The Gilded Age is equal parts history and fantasy, so it’d be unfair to expect a fully realistic depiction of the racism Peggy and company would actually face. Still, this season Fellowes allows the characters to have their most pointed conversations about race so far. Agnes informs the Scotts that she was brought up to treat everyone with “simple good manners,” prompting Arthur to respond, “I’m not convinced good manners will prove an effective cure for two and a half centuries of slavery.” Peggy and her family even encounter bias within their own community — specifically from Elizabeth, who disapproves of the Scott family due to their darker skin and Arthur’s past as a slave.

As always, Fellowes and Warfield balance the social issues of the time with domestic drama. Adding to Agnes’ umbrage about losing her fortune is Ada’s decision to get involved in the burgeoning temperance movement, which she sees as a way to honor her late husband.

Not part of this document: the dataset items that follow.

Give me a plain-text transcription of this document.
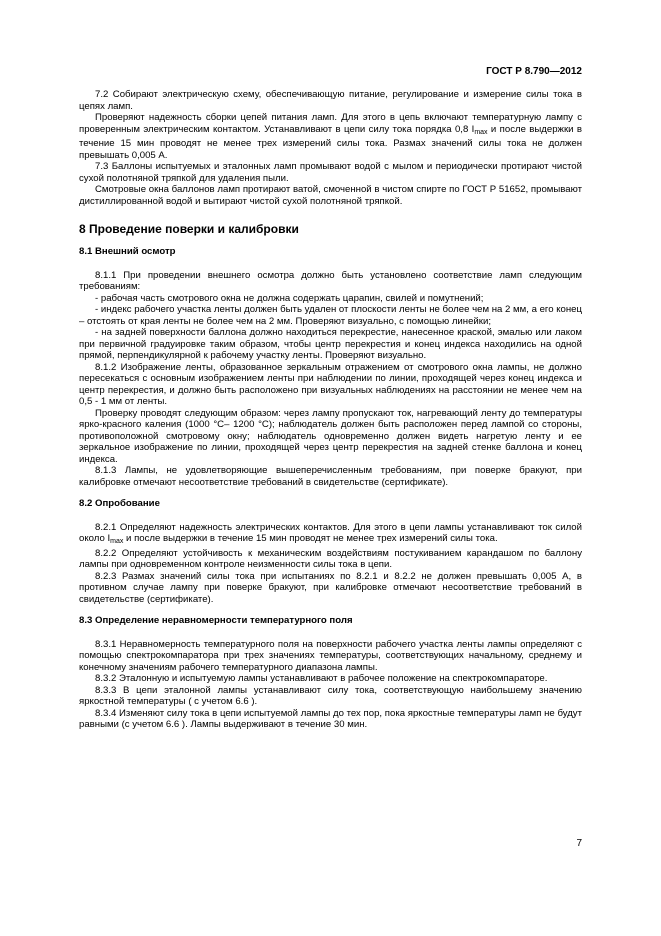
ГОСТ Р 8.790—2012

7.2 Собирают электрическую схему, обеспечивающую питание, регулирование и измерение силы тока в цепях ламп.

Проверяют надежность сборки цепей питания ламп. Для этого в цепь включают температурную лампу с проверенным электрическим контактом. Устанавливают в цепи силу тока порядка 0,8 $I_{max}$ и после выдержки в течение 15 мин проводят не менее трех измерений силы тока. Размах значений силы тока не должен превышать 0,005 А.

7.3 Баллоны испытуемых и эталонных ламп промывают водой с мылом и периодически протирают чистой сухой полотняной тряпкой для удаления пыли.

Смотровые окна баллонов ламп протирают ватой, смоченной в чистом спирте по ГОСТ Р 51652, промывают дистиллированной водой и вытирают чистой сухой полотняной тряпкой.

8 Проведение поверки и калибровки
8.1 Внешний осмотр

8.1.1 При проведении внешнего осмотра должно быть установлено соответствие ламп следующим требованиям:

- рабочая часть смотрового окна не должна содержать царапин, свилей и помутнений;

- индекс рабочего участка ленты должен быть удален от плоскости ленты не более чем на 2 мм, а его конец – отстоять от края ленты не более чем на 2 мм. Проверяют визуально, с помощью линейки;

- на задней поверхности баллона должно находиться перекрестие, нанесенное краской, эмалью или лаком при первичной градуировке таким образом, чтобы центр перекрестия и конец индекса находились на одной прямой, перпендикулярной к рабочему участку ленты. Проверяют визуально.

8.1.2 Изображение ленты, образованное зеркальным отражением от смотрового окна лампы, не должно пересекаться с основным изображением ленты при наблюдении по линии, проходящей через конец индекса и центр перекрестия, и должно быть расположено при визуальных наблюдениях на расстоянии не менее чем на 0,5 - 1 мм от ленты.

Проверку проводят следующим образом: через лампу пропускают ток, нагревающий ленту до температуры ярко-красного каления (1000 °С– 1200 °С); наблюдатель должен быть расположен перед лампой со стороны, противоположной смотровому окну; наблюдатель одновременно должен видеть нагретую ленту и ее зеркальное изображение по линии, проходящей через центр перекрестия на задней стенке баллона и конец индекса.

8.1.3 Лампы, не удовлетворяющие вышеперечисленным требованиям, при поверке бракуют, при калибровке отмечают несоответствие требований в свидетельстве (сертификате).

8.2 Опробование

8.2.1 Определяют надежность электрических контактов. Для этого в цепи лампы устанавливают ток силой около $I_{max}$ и после выдержки в течение 15 мин проводят не менее трех измерений силы тока.

8.2.2 Определяют устойчивость к механическим воздействиям постукиванием карандашом по баллону лампы при одновременном контроле неизменности силы тока в цепи.

8.2.3 Размах значений силы тока при испытаниях по 8.2.1 и 8.2.2 не должен превышать 0,005 А, в противном случае лампу при поверке бракуют, при калибровке отмечают несоответствие требований в свидетельстве (сертификате).

8.3 Определение неравномерности температурного поля

8.3.1 Неравномерность температурного поля на поверхности рабочего участка ленты лампы определяют с помощью спектрокомпаратора при трех значениях температуры, соответствующих начальному, среднему и конечному значениям рабочего температурного диапазона лампы.

8.3.2 Эталонную и испытуемую лампы устанавливают в рабочее положение на спектрокомпараторе.

8.3.3 В цепи эталонной лампы устанавливают силу тока, соответствующую наибольшему значению яркостной температуры ( с учетом 6.6 ).

8.3.4 Изменяют силу тока в цепи испытуемой лампы до тех пор, пока яркостные температуры ламп не будут равными (с учетом 6.6 ). Лампы выдерживают в течение 30 мин.

7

A well-known Fifth Avenue wife is blindsided when her husband announces he wants a divorce, which will leave her exiled from New York society — as per the rules established by the city’s social arbiter, Lena Astor (Donna Murphy). This gross imbalance of power between men and women is what drives Bertha to push Gladys into marriage with the Duke, because she understands the grim fact that a woman’s value is inexorably tied to the man at her side. Still, her unwillingness to take her daughter’s feelings into account — as well as a crisis in George’s business dealings — begins to put a strain on the Russells’ marriage.

The performances remain stellar. Baranski reigns over every one of her scenes as Agnes, who wields her inflections as a master artist wields her brush. (“I’ll spend the rest of my days with society’s cast-offs, and women of ill-repute!”) Nixon brings a gentle strength to Ada, and Coon is haughty perfection as Bertha. Not only do we get the thrill of seeing Baranski and McDonald on screen together, but the latter’s Dorothy also has a gripping face-off with Rashad’s Elizabeth. (What a time to be alive!)

Phylicia Rashad on ‘The Gilded Age’.

Max


Once again, the guest cast is superb: Bill Camp, sporting a magnificent handlebar mustache, is gloriously gruff as Wall Street power broker J.P. Morgan, who joins George in his railroad scheme. Andrea Martin is suitably theatrical as Madame Dashkova, a so-called medium, and LisaGay Hamilton makes a welcome appearance as suffragist Frances Ellen Watkins Harper, who recruits Peggy to her cause. Merritt Wever arrives as Bertha’s sister, Monica, who is as grounded and unfussy as Mrs. Russell is grand. (Apologies to the many, many other actors in this vast ensemble; you’re all due individual accolades, but this review is already running long.)

The season’s only misstep comes in the finale, when the growing tension between George and Bertha builds to a climax that is somewhat confounding and — in this viewer’s opinion — out of character for George. The revelation feels particularly tacked on in an episode that’s otherwise filled with glamour (two balls!), a romantic proposal, and hard-fought social victories. But it’s a small quibble, and after three increasingly enjoyable seasons, perhaps it’s best to trust that Fellowes and Warfield know what they’re doing. As Bertha says to her disapproving husband, “I won’t question your business if you don’t question mine.” Grade: A-

The Gilded Age season 3 premieres Sunday, June 22 at 9 p.m. ET/PT, on HBO.